Durante a apresentação do espetáculo Todos os musicais de Chico Buarque, na noite de sábado (20/03) em Belo Horizonte, o diretor e ator Claudio Botelho improvisou uma crítica à atual situação da política brasileira em uma de suas falas. Quando sua personagem chega a uma vila vazia e diz: “Onde estão as pessoas dessa vila? Assistindo novela?”, acrescentou “Ou será que estão assistindo à prisão de um ex-presidente? Ou de uma presidente ladra que vem sendo vítima de impeachment?”.

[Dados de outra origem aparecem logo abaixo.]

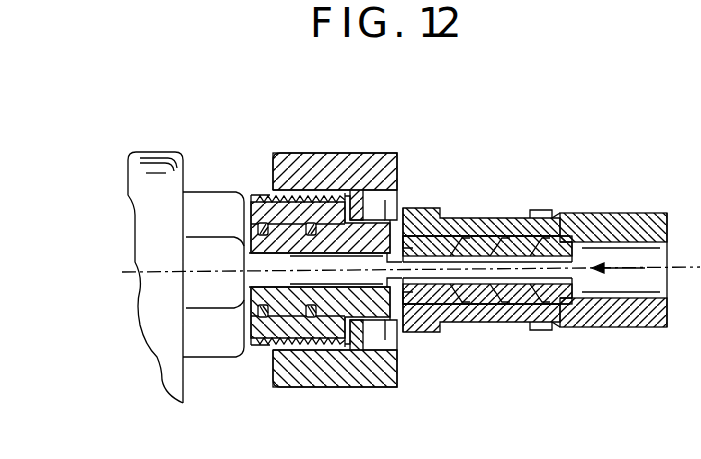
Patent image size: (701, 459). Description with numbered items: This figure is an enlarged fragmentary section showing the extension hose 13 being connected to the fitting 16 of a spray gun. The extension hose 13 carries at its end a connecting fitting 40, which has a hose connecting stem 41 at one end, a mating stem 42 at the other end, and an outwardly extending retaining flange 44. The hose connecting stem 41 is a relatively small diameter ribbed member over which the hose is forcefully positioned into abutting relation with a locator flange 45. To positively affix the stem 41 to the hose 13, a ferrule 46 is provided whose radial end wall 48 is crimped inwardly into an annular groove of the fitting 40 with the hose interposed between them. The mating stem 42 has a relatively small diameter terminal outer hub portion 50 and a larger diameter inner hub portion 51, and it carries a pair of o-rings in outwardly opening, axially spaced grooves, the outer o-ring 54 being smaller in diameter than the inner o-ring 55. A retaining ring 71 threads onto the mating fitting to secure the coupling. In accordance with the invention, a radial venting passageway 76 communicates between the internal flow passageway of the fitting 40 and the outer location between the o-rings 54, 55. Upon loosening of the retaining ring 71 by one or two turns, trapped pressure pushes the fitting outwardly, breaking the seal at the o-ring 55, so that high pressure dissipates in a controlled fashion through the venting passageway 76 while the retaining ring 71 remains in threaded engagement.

The extension hose 13 is at (643, 212).
The fitting 16 is at (159, 149).
The connecting fitting 40 is at (403, 207).
The hose connecting stem 41 is at (565, 328).
The mating stem 42 is at (393, 158).
The retaining flange 44 is at (353, 377).
The locator flange 45 is at (436, 326).
The ferrule 46 is at (503, 330).
The radial end wall 48 is at (404, 322).
The terminal outer hub portion 50 is at (256, 192).
The inner hub portion 51 is at (300, 378).
The outer o-ring 54 is at (266, 388).
The inner o-ring 55 is at (291, 386).
The retaining ring 71 is at (397, 380).
The radial venting passageway 76 is at (305, 265).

Aplaudido por boa parte da plateia, o ator mineiro enfrentou a fúria dos defensores da corrupção, que passaram a vaiá-lo e gritar o nome de Chico Buarque. De início, Botelho reagiu com bom humor. Sorriu e disse “Até na minha terra, gente?”. Mas não adiantou: um grupo se aproximou do palco para gritar o estranhíssimo refrão “não vai ter golpe” (como se a nomeação de um investigado pela polícia para ministro e a tentativa de obstrução da justiça já não fossem, por si, um golpe). Embora o restante do público pedisse silêncio para que a peça continuasse, não foi possível. Os petistas não permitiram.

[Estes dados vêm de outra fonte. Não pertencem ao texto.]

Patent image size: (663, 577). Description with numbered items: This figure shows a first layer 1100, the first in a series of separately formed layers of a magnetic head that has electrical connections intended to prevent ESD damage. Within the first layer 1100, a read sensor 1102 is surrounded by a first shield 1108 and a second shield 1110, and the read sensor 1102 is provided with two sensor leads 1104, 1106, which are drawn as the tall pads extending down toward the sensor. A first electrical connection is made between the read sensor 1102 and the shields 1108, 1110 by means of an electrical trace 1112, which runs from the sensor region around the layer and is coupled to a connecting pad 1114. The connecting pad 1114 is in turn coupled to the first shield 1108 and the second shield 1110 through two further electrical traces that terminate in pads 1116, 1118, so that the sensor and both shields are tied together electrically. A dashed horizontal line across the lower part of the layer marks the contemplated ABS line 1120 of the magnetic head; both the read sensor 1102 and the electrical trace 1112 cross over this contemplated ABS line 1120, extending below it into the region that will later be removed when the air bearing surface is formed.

Imediatamente o diretor tentou entrar em contato com Chico Buarque para explicar o ocorrido, mas conseguiu falar apenas com seu empresário. O temor de perder a amizade e o bom relacionamento com Chico se concretizou: o compositor proibiu a dupla de usar qualquer música de sua autoria em seus musicais.

Todos os atores da peça estarão desempregados a partir de agora. A prioridade de Chico Buarque é defender o PT.

Amizade e parceria musical encerradas. A prioridade de Chico é defender o partido.

Outro problema enfrentado pelo ator foi a divulgação de uma conversa que ele teve com uma atriz da peça no camarim, em meio ao tumulto. Indignado com a interrupção forçada da apresentação, ele disse: “O artista no palco é um rei! Não pode ser interrompido por um nego filho da p… da platéia!”. Em São Paulo e no Rio de janeiro, o termo “nego” é usado como sinônimo de pessoa indeterminada. Para a militância, no entanto, foi o gatilho para chamá-lo de racista.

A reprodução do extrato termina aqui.